The 1961 Single Convention on Narcotic Drugs of 1961 gave its signatories temporary permission for the production of coca leaves and their use for chewing and if that was traditional on their territory.
The provision, which Bolivia made use of, expired in 2001, and in 2011 the South American country denounced the convention but warned that it was willing to rejoin it if a reservation is inserted in the pact allowing the chewing of coca and its use them for medical and cultural purposes on Bolivian territory.
The Russian bill against the Bolivian initiative was introduced by President Vladimir Putin.
"The Single Convention was signed in New York in March 1961 and is one of the fundamental documents regulating international legal control of narcotic drugs, psychotropic substances and their precursors," Putin's special representative for international cooperation in combating terrorism and transnational organized crime, Alexander Zmeyevsky, said in presenting the draft law to the Duma.

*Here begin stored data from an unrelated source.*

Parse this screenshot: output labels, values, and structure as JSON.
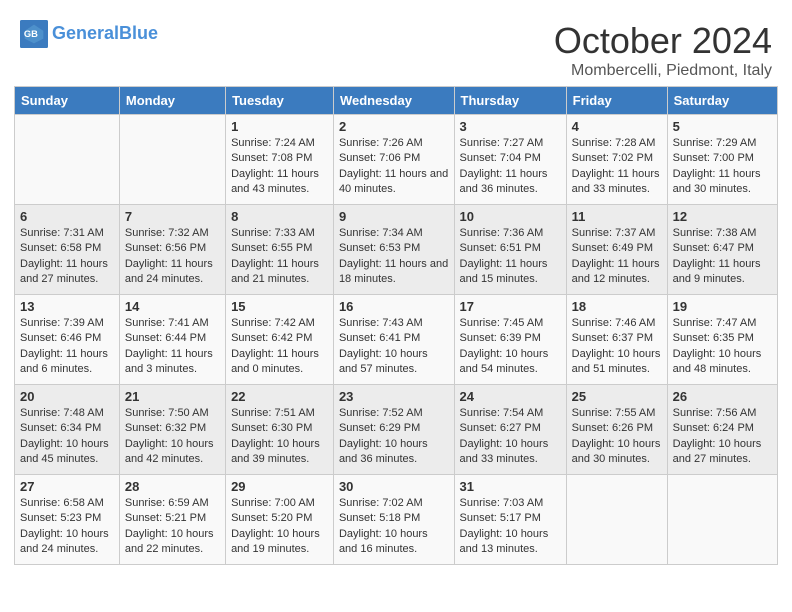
{
  "header": {
    "logo_line1": "General",
    "logo_line2": "Blue",
    "month": "October 2024",
    "location": "Mombercelli, Piedmont, Italy"
  },
  "days_of_week": [
    "Sunday",
    "Monday",
    "Tuesday",
    "Wednesday",
    "Thursday",
    "Friday",
    "Saturday"
  ],
  "weeks": [
    [
      {
        "day": "",
        "sunrise": "",
        "sunset": "",
        "daylight": ""
      },
      {
        "day": "",
        "sunrise": "",
        "sunset": "",
        "daylight": ""
      },
      {
        "day": "1",
        "sunrise": "Sunrise: 7:24 AM",
        "sunset": "Sunset: 7:08 PM",
        "daylight": "Daylight: 11 hours and 43 minutes."
      },
      {
        "day": "2",
        "sunrise": "Sunrise: 7:26 AM",
        "sunset": "Sunset: 7:06 PM",
        "daylight": "Daylight: 11 hours and 40 minutes."
      },
      {
        "day": "3",
        "sunrise": "Sunrise: 7:27 AM",
        "sunset": "Sunset: 7:04 PM",
        "daylight": "Daylight: 11 hours and 36 minutes."
      },
      {
        "day": "4",
        "sunrise": "Sunrise: 7:28 AM",
        "sunset": "Sunset: 7:02 PM",
        "daylight": "Daylight: 11 hours and 33 minutes."
      },
      {
        "day": "5",
        "sunrise": "Sunrise: 7:29 AM",
        "sunset": "Sunset: 7:00 PM",
        "daylight": "Daylight: 11 hours and 30 minutes."
      }
    ],
    [
      {
        "day": "6",
        "sunrise": "Sunrise: 7:31 AM",
        "sunset": "Sunset: 6:58 PM",
        "daylight": "Daylight: 11 hours and 27 minutes."
      },
      {
        "day": "7",
        "sunrise": "Sunrise: 7:32 AM",
        "sunset": "Sunset: 6:56 PM",
        "daylight": "Daylight: 11 hours and 24 minutes."
      },
      {
        "day": "8",
        "sunrise": "Sunrise: 7:33 AM",
        "sunset": "Sunset: 6:55 PM",
        "daylight": "Daylight: 11 hours and 21 minutes."
      },
      {
        "day": "9",
        "sunrise": "Sunrise: 7:34 AM",
        "sunset": "Sunset: 6:53 PM",
        "daylight": "Daylight: 11 hours and 18 minutes."
      },
      {
        "day": "10",
        "sunrise": "Sunrise: 7:36 AM",
        "sunset": "Sunset: 6:51 PM",
        "daylight": "Daylight: 11 hours and 15 minutes."
      },
      {
        "day": "11",
        "sunrise": "Sunrise: 7:37 AM",
        "sunset": "Sunset: 6:49 PM",
        "daylight": "Daylight: 11 hours and 12 minutes."
      },
      {
        "day": "12",
        "sunrise": "Sunrise: 7:38 AM",
        "sunset": "Sunset: 6:47 PM",
        "daylight": "Daylight: 11 hours and 9 minutes."
      }
    ],
    [
      {
        "day": "13",
        "sunrise": "Sunrise: 7:39 AM",
        "sunset": "Sunset: 6:46 PM",
        "daylight": "Daylight: 11 hours and 6 minutes."
      },
      {
        "day": "14",
        "sunrise": "Sunrise: 7:41 AM",
        "sunset": "Sunset: 6:44 PM",
        "daylight": "Daylight: 11 hours and 3 minutes."
      },
      {
        "day": "15",
        "sunrise": "Sunrise: 7:42 AM",
        "sunset": "Sunset: 6:42 PM",
        "daylight": "Daylight: 11 hours and 0 minutes."
      },
      {
        "day": "16",
        "sunrise": "Sunrise: 7:43 AM",
        "sunset": "Sunset: 6:41 PM",
        "daylight": "Daylight: 10 hours and 57 minutes."
      },
      {
        "day": "17",
        "sunrise": "Sunrise: 7:45 AM",
        "sunset": "Sunset: 6:39 PM",
        "daylight": "Daylight: 10 hours and 54 minutes."
      },
      {
        "day": "18",
        "sunrise": "Sunrise: 7:46 AM",
        "sunset": "Sunset: 6:37 PM",
        "daylight": "Daylight: 10 hours and 51 minutes."
      },
      {
        "day": "19",
        "sunrise": "Sunrise: 7:47 AM",
        "sunset": "Sunset: 6:35 PM",
        "daylight": "Daylight: 10 hours and 48 minutes."
      }
    ],
    [
      {
        "day": "20",
        "sunrise": "Sunrise: 7:48 AM",
        "sunset": "Sunset: 6:34 PM",
        "daylight": "Daylight: 10 hours and 45 minutes."
      },
      {
        "day": "21",
        "sunrise": "Sunrise: 7:50 AM",
        "sunset": "Sunset: 6:32 PM",
        "daylight": "Daylight: 10 hours and 42 minutes."
      },
      {
        "day": "22",
        "sunrise": "Sunrise: 7:51 AM",
        "sunset": "Sunset: 6:30 PM",
        "daylight": "Daylight: 10 hours and 39 minutes."
      },
      {
        "day": "23",
        "sunrise": "Sunrise: 7:52 AM",
        "sunset": "Sunset: 6:29 PM",
        "daylight": "Daylight: 10 hours and 36 minutes."
      },
      {
        "day": "24",
        "sunrise": "Sunrise: 7:54 AM",
        "sunset": "Sunset: 6:27 PM",
        "daylight": "Daylight: 10 hours and 33 minutes."
      },
      {
        "day": "25",
        "sunrise": "Sunrise: 7:55 AM",
        "sunset": "Sunset: 6:26 PM",
        "daylight": "Daylight: 10 hours and 30 minutes."
      },
      {
        "day": "26",
        "sunrise": "Sunrise: 7:56 AM",
        "sunset": "Sunset: 6:24 PM",
        "daylight": "Daylight: 10 hours and 27 minutes."
      }
    ],
    [
      {
        "day": "27",
        "sunrise": "Sunrise: 6:58 AM",
        "sunset": "Sunset: 5:23 PM",
        "daylight": "Daylight: 10 hours and 24 minutes."
      },
      {
        "day": "28",
        "sunrise": "Sunrise: 6:59 AM",
        "sunset": "Sunset: 5:21 PM",
        "daylight": "Daylight: 10 hours and 22 minutes."
      },
      {
        "day": "29",
        "sunrise": "Sunrise: 7:00 AM",
        "sunset": "Sunset: 5:20 PM",
        "daylight": "Daylight: 10 hours and 19 minutes."
      },
      {
        "day": "30",
        "sunrise": "Sunrise: 7:02 AM",
        "sunset": "Sunset: 5:18 PM",
        "daylight": "Daylight: 10 hours and 16 minutes."
      },
      {
        "day": "31",
        "sunrise": "Sunrise: 7:03 AM",
        "sunset": "Sunset: 5:17 PM",
        "daylight": "Daylight: 10 hours and 13 minutes."
      },
      {
        "day": "",
        "sunrise": "",
        "sunset": "",
        "daylight": ""
      },
      {
        "day": "",
        "sunrise": "",
        "sunset": "",
        "daylight": ""
      }
    ]
  ]
}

An explanatory note to the bill argued that such a reservation might trigger cocaine trafficking and "would set a dangerous precedent that may be used by other states in creating more liberal regimes of drug control that the Convention prescribes."
In answering questions from deputies, Zmeyevsky said "this problem must be handled very carefully because it affects Russian citizens as well." Increasing numbers of Russians visit Latin America, he explained.
He said there would "special explanations" if the draft law were passed.